Here's the overview of currently supported SAM Policy Templates at the time of posting this answer:

  • SQSPollerPolicy (provides sqs:DeleteMessage, sqs:ReceiveMessage)
  • LambdaInvokePolicy (provides lambda:InvokeFunction)
  • CloudWatchPutMetricPolicy (provides cloudwatch:PutMetricData)
  • EC2DescribePolicy (provides ec2:DescribeRegions, ec2:DescribeInstances)
  • DynamoDBCrudPolicy (provides dynamodb:GetItem, dynamodb:DeleteItem, dynamodb:PutItem, dynamodb:Scan, dynamodb:Query, dynamodb:UpdateItem, dynamodb:BatchWriteItem, dynamodb:BatchGetItem)
  • DynamoDBReadPolicy (provides dynamodb:GetItem, dynamodb:Scan, dynamodb:Query, dynamodb:BatchGetItem)
  • SESSendBouncePolicy (provides ses:SendBounce)
  • ElasticsearchHttpPostPolicy (provides es:ESHttpPost)
  • S3ReadPolicy (provides s3:GetObject, s3:ListBucket, s3:GetBucketLocation, s3:GetObjectVersion, s3:GetLifecycleConfiguration)
  • S3CrudPolicy (provides s3:GetObject, s3:ListBucket, s3:GetBucketLocation, s3:GetObjectVersion, s3:PutObject, s3:GetLifecycleConfiguration, s3:PutLifecycleConfiguration)
  • AMIDescribePolicy (provides ec2:DescribeImages)
  • CloudFormationDescribeStacksPolicy (provides cloudformation:DescribeStacks)
  • RekognitionNoDataAccessPolicy (provides rekognition:CompareFaces, rekognition:DetectFaces, rekognition:DetectLabels, rekognition:DetectModerationLabels)
  • RekognitionReadPolicy (provides rekognition:ListCollections, rekognition:ListFaces, rekognition:SearchFaces, rekognition:SearchFacesByImage)
  • RekognitionWriteOnlyAccessPolicy (provides rekognition:CreateCollection, rekognition:IndexFaces)

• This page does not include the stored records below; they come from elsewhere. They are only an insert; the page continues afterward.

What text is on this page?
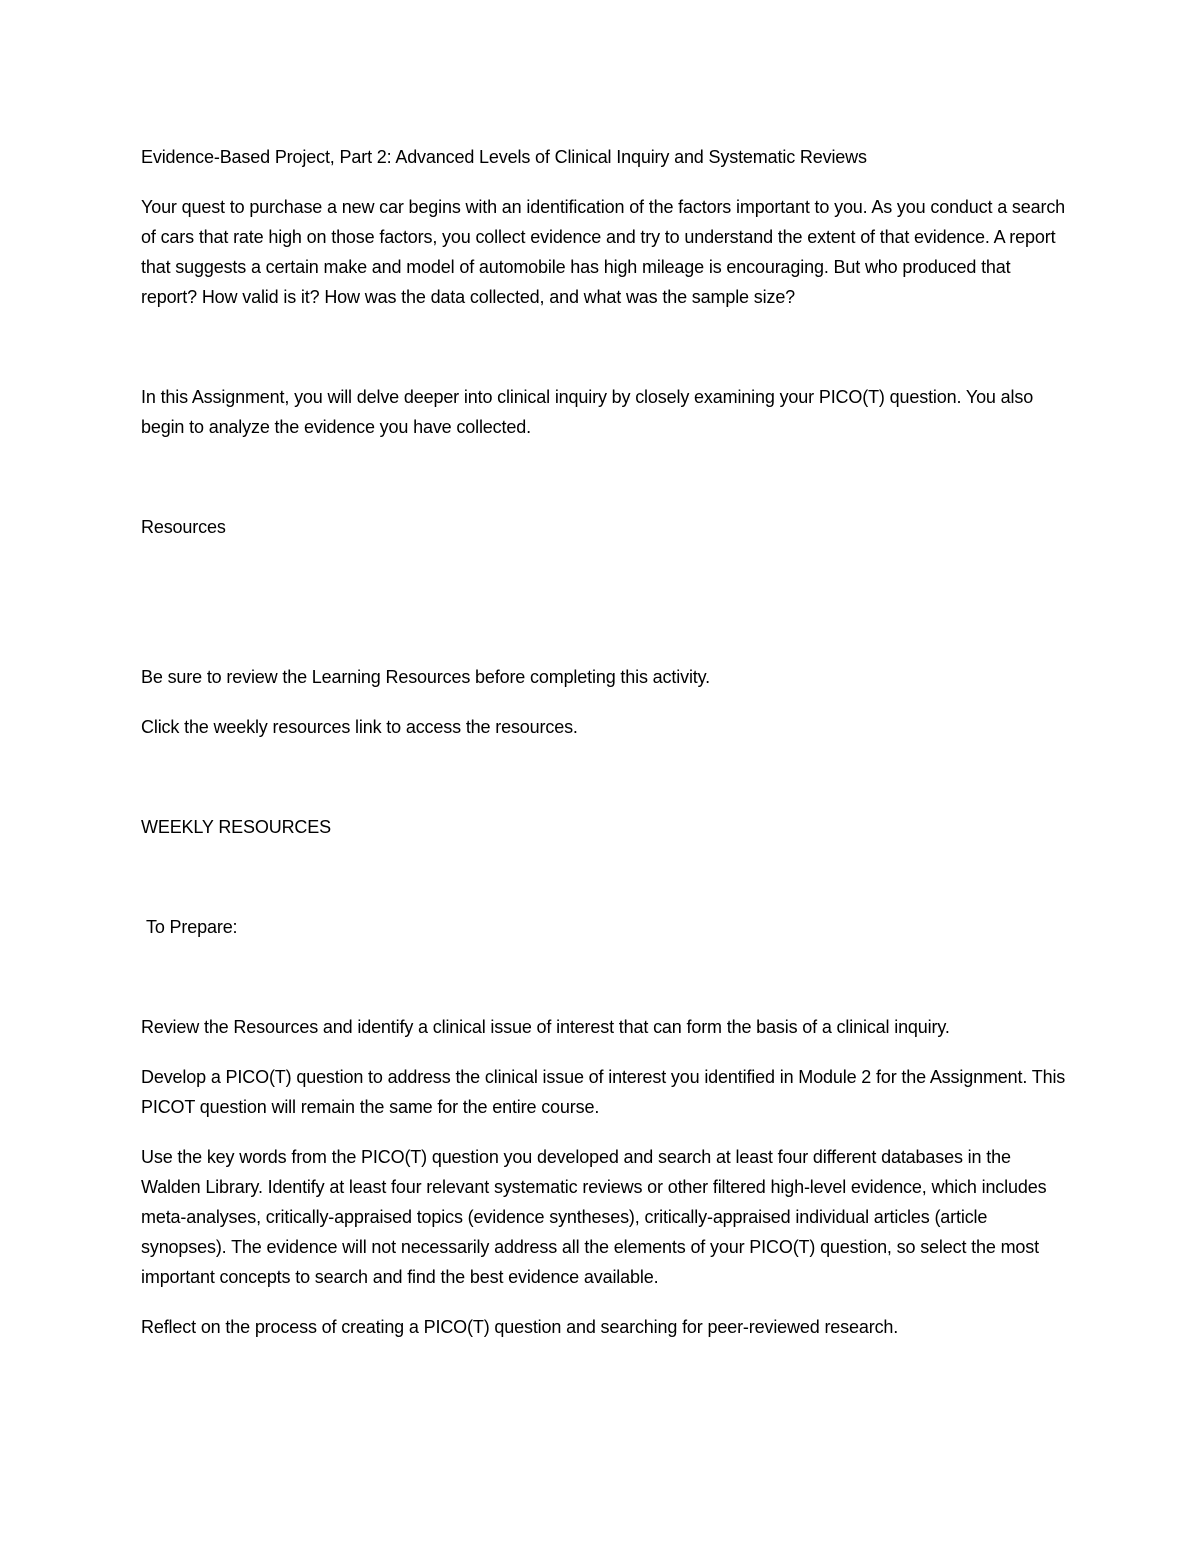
Evidence-Based Project, Part 2: Advanced Levels of Clinical Inquiry and Systematic Reviews

Your quest to purchase a new car begins with an identification of the factors important to you. As you conduct a search of cars that rate high on those factors, you collect evidence and try to understand the extent of that evidence. A report that suggests a certain make and model of automobile has high mileage is encouraging. But who produced that report? How valid is it? How was the data collected, and what was the sample size?

In this Assignment, you will delve deeper into clinical inquiry by closely examining your PICO(T) question. You also begin to analyze the evidence you have collected.

Resources

Be sure to review the Learning Resources before completing this activity.

Click the weekly resources link to access the resources.

WEEKLY RESOURCES

To Prepare:

Review the Resources and identify a clinical issue of interest that can form the basis of a clinical inquiry.

Develop a PICO(T) question to address the clinical issue of interest you identified in Module 2 for the Assignment. This PICOT question will remain the same for the entire course.

Use the key words from the PICO(T) question you developed and search at least four different databases in the Walden Library. Identify at least four relevant systematic reviews or other filtered high-level evidence, which includes meta-analyses, critically-appraised topics (evidence syntheses), critically-appraised individual articles (article synopses). The evidence will not necessarily address all the elements of your PICO(T) question, so select the most important concepts to search and find the best evidence available.

Reflect on the process of creating a PICO(T) question and searching for peer-reviewed research.
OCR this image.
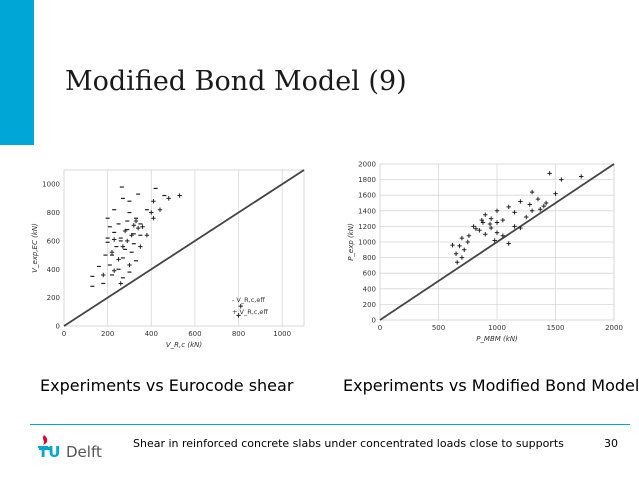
Modified Bond Model (9)
0	200	400	600	800	1000
0
200
400
600
800
1000
V_R,c (kN)
V_exp,EC (kN)
- V_R,c,eff
+ V_R,c,eff
0	500	1000	1500	2000
0
200
400
600
800
1000
1200
1400
1600
1800
2000
P_MBM (kN)
P_exp (kN)
Experiments vs Eurocode shear	Experiments vs Modified Bond Model
TU Delft	Shear in reinforced concrete slabs under concentrated loads close to supports	30
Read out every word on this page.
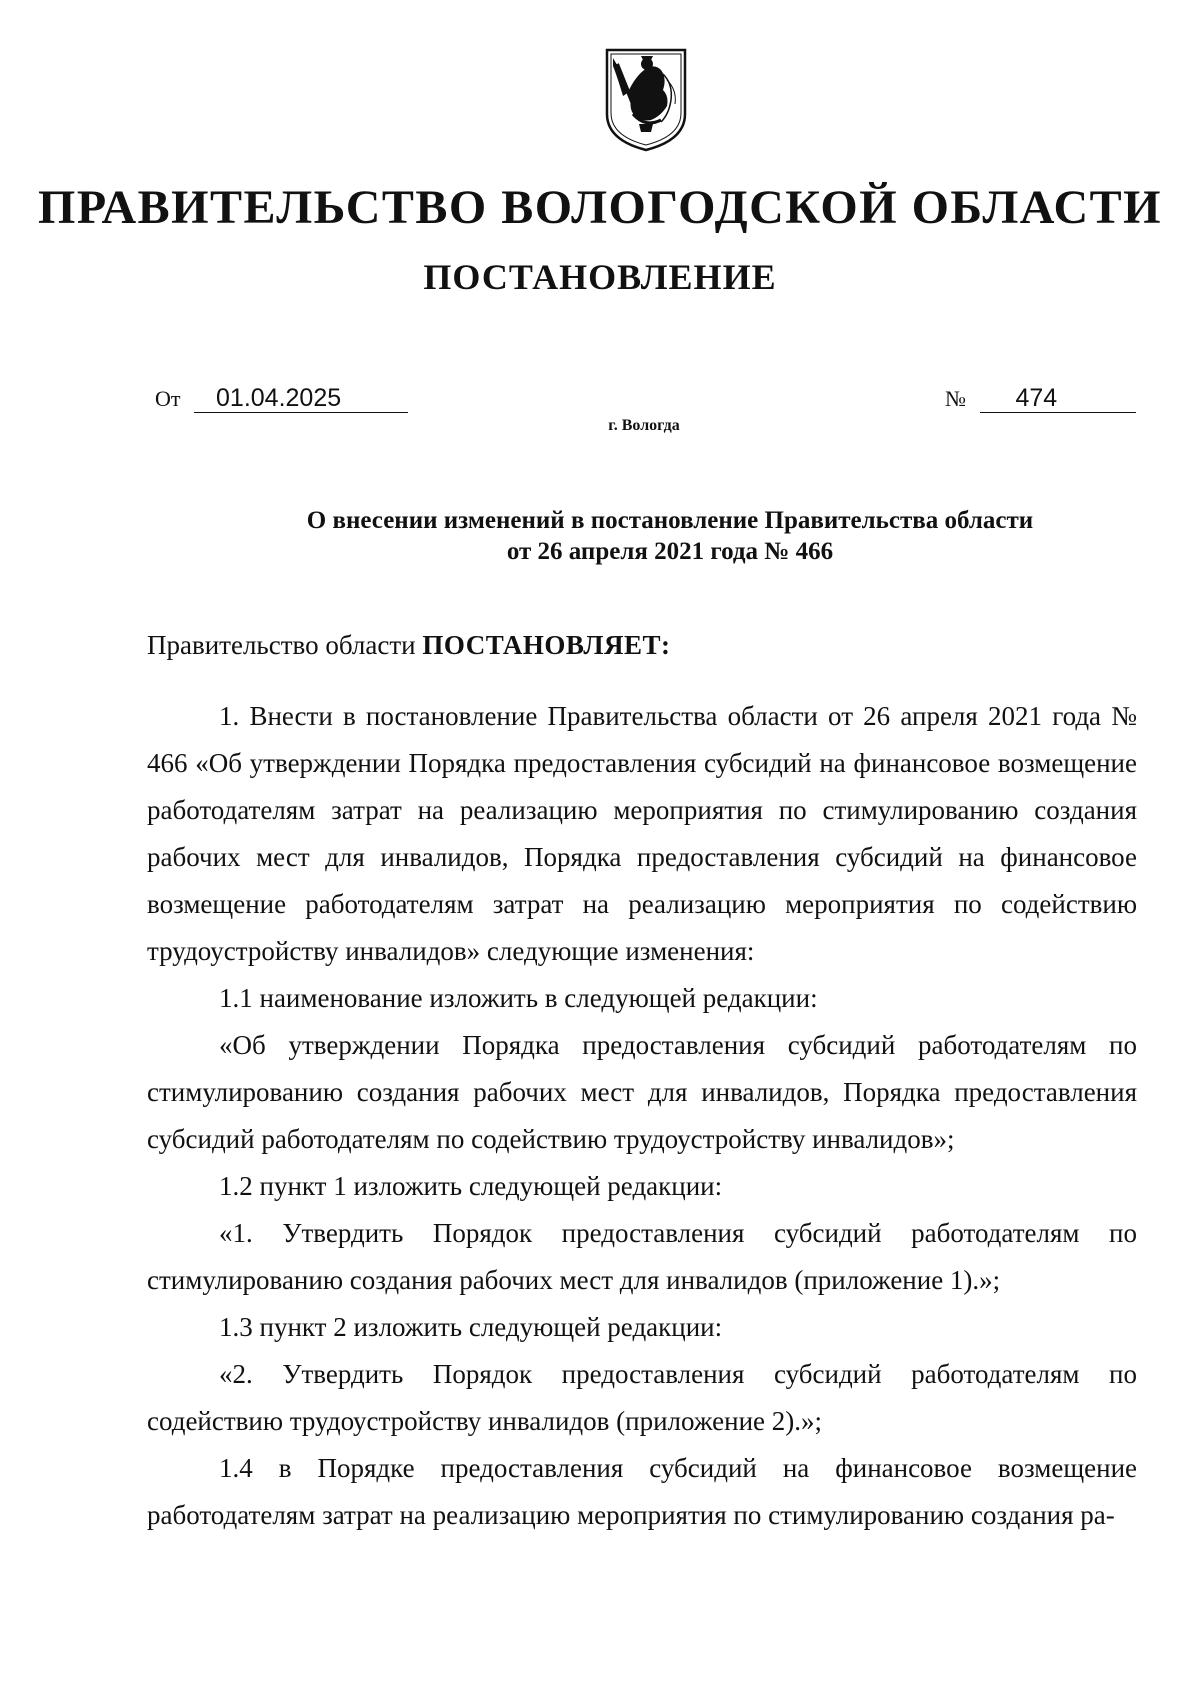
ПРАВИТЕЛЬСТВО ВОЛОГОДСКОЙ ОБЛАСТИ
ПОСТАНОВЛЕНИЕ
От 01.04.2025	№ 474
г. Вологда
О внесении изменений в постановление Правительства области
от 26 апреля 2021 года № 466
Правительство области ПОСТАНОВЛЯЕТ:

1. Внести в постановление Правительства области от 26 апреля 2021 года № 466 «Об утверждении Порядка предоставления субсидий на финансовое возмещение работодателям затрат на реализацию мероприятия по стимулированию создания рабочих мест для инвалидов, Порядка предоставления субсидий на финансовое возмещение работодателям затрат на реализацию мероприятия по содействию трудоустройству инвалидов» следующие изменения:

1.1 наименование изложить в следующей редакции:

«Об утверждении Порядка предоставления субсидий работодателям по стимулированию создания рабочих мест для инвалидов, Порядка предоставления субсидий работодателям по содействию трудоустройству инвалидов»;

1.2 пункт 1 изложить следующей редакции:

«1. Утвердить Порядок предоставления субсидий работодателям по стимулированию создания рабочих мест для инвалидов (приложение 1).»;

1.3 пункт 2 изложить следующей редакции:

«2. Утвердить Порядок предоставления субсидий работодателям по содействию трудоустройству инвалидов (приложение 2).»;

1.4 в Порядке предоставления субсидий на финансовое возмещение работодателям затрат на реализацию мероприятия по стимулированию создания ра-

  • SQSSendMessagePolicy (provides sqs:SendMessage*)
  • SNSPublishMessagePolicy (provides sns:Publish)
  • VPCAccessPolicy (provides ec2:CreateNetworkInterface, ec2:DeleteNetworkInterface, ec2:DescribeNetworkInterfaces, ec2:DetachNetworkInterface)
  • DynamoDBStreamReadPolicy (provides dynamodb:DescribeStream, dynamodb:GetRecords, dynamodb:GetShardIterator, dynamodb:ListStreams)
  • KinesisStreamReadPolicy (provides kinesis:ListStreams, kinesis:DescribeLimits)
  • SESCrudPolicy (provides ses:GetIdentityVerificationAttributes, ses:SendEmail, ses:VerifyEmailIdentity)
  • SNSCrudPolicy (provides sns:ListSubscriptionsByTopic, sns:CreateTopic, sns:SetTopicAttributes, sns:Subscribe, sns:Publish)
  • KinesisCrudPolicy (provides kinesis:AddTagsToStream, kinesis:CreateStream, kinesis:DecreaseStreamRetentionPeriod, kinesis:DeleteStream, kinesis:DescribeStream, kinesis:GetShardIterator, kinesis:IncreaseStreamRetentionPeriod, kinesis:ListTagsForStream, kinesis:MergeShards, kinesis:PutRecord, kinesis:PutRecords, kinesis:SplitShard, kinesis:RemoveTagsFromStream)
  • KMSDecryptPolicy (provides kms:Decrypt)

Almost any of those Policy Templates have to be configured. Please read the AWS documentation (links above) about how to configure these templates.